Este ano, o músico já produziu temas de Estraca e Tiwi & Amaro, juntando-se ao último e a Zeca em “Saber de mim”. O membro da crew M75 actua hoje no festival RFM Somnii, partilhando o alinhamento, escolhido por Rui Miguel Abreu, com Dealema, Valas e Geeks Are.
Diz-me: o que é que estás a projectar depois de teres lançado o Risco em 2018?
Já estou a pensar o ano que vem porque já tenho este planeado. Vou-me ficar pelos singles, pelo menos para já. Sinceramente, tenho-me questionado sobre isso e ainda não sei. Porquê? Porque comecei ao contrário, com um álbum. Chamei-lhe álbum porque hoje em dia as pessoas quase que chamam o que quiserem às cenas. Pronto, quis chamar-lhe álbum, não sei se fiz bem ou mal…
Mas não achas que seja um álbum?
Eu acho que sim.

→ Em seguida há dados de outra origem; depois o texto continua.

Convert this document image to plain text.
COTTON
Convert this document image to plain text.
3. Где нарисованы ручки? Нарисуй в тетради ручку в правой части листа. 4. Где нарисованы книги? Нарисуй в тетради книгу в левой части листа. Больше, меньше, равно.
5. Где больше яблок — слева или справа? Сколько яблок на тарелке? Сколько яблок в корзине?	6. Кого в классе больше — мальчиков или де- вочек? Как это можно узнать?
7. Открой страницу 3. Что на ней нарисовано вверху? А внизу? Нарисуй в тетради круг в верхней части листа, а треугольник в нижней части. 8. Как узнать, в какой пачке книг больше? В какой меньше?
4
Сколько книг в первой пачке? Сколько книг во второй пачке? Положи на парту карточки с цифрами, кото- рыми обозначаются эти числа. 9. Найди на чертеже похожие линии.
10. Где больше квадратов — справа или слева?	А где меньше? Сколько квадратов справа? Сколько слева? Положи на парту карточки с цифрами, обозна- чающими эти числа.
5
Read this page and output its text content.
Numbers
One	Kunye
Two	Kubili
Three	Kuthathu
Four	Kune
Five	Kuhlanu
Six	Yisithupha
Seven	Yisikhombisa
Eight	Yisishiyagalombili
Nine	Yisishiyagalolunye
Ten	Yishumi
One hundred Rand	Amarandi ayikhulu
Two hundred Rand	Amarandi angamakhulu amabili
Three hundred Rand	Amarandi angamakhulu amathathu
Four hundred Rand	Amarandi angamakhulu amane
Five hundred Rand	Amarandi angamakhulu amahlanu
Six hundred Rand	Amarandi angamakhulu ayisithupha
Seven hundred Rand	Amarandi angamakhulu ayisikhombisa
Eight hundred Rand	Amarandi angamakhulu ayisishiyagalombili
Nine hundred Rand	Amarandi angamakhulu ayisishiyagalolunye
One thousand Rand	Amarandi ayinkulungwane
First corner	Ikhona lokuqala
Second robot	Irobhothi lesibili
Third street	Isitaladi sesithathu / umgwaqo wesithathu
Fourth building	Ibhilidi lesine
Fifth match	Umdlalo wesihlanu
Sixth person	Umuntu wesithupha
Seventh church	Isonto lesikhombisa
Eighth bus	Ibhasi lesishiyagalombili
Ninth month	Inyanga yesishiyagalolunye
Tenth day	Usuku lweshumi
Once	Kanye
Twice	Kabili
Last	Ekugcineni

Para mim é. É isso que eu estou a querer dizer. Agora para lançar outro álbum gostava que fosse uma cena com uma estrutura superior, e que me supere a mim mesmo. E acho que ainda não é o momento. O que vou fazer agora é [lançar] singles e gostava muito de trabalhar com outros produtores, basicamente. Antes do meu álbum. Porque é uma cena que eu tenho feito com outros músicos.
E já começaste a fazê-lo?
Ainda não porque ainda não comecei a abordar ninguém. Mas já sei com quem é que gostava de trabalhar.
Fala-me um pouco mais sobre esse planeamento.
O que eu gostava [risos] é que saíssem cinco singles. Meus. Porque entretanto, e além disso, tenho algumas participações. Ainda estou a fechar o capítulo do Risco, para mim. Ainda estou a ser eu a arriscar… Há aquelas pessoas que dizem, “ah, agora és rapper”. Não digo que sou um rapper. Sou músico. Chamem-me o quiserem, mas eu faço música. É isto que eu gosto de fazer. Tinha medo de cantar e agora é algo que gosto de fazer. Gosto de olhar para ti e ver a tua reacção. Ver se estás a querer cantar comigo ou não. Foi algo que descobri que gosto imenso.
E onde é que descobriste isso?
Em palco. A cantar para os amigos., mas são amigos… Há muita gente que não te vai dizer a verdade só para não te estar a magoar. Eu sou um pouco contra isso. Se te magoar, ao menos estou a ser o mais sincero contigo. Ter os teus amigos a puxar por ti — isso é imprescindível –, mas acho que é quando vês pessoas que não conheces de lado nenhum a cantar contigo as tuas músicas. E a cantar mesmo, a sentir. Acho que foi aí. E eu percebi isso — não foi no meu concerto, foi no Hard Club, quando foi o show do Kappa Jotta e Uzzy. Não estava à espera. Eu saí e estava a vibrar. Eu gostei mesmo. Pensei, “já acabou. Já acabou? Aí, só mais uma, vá lá”.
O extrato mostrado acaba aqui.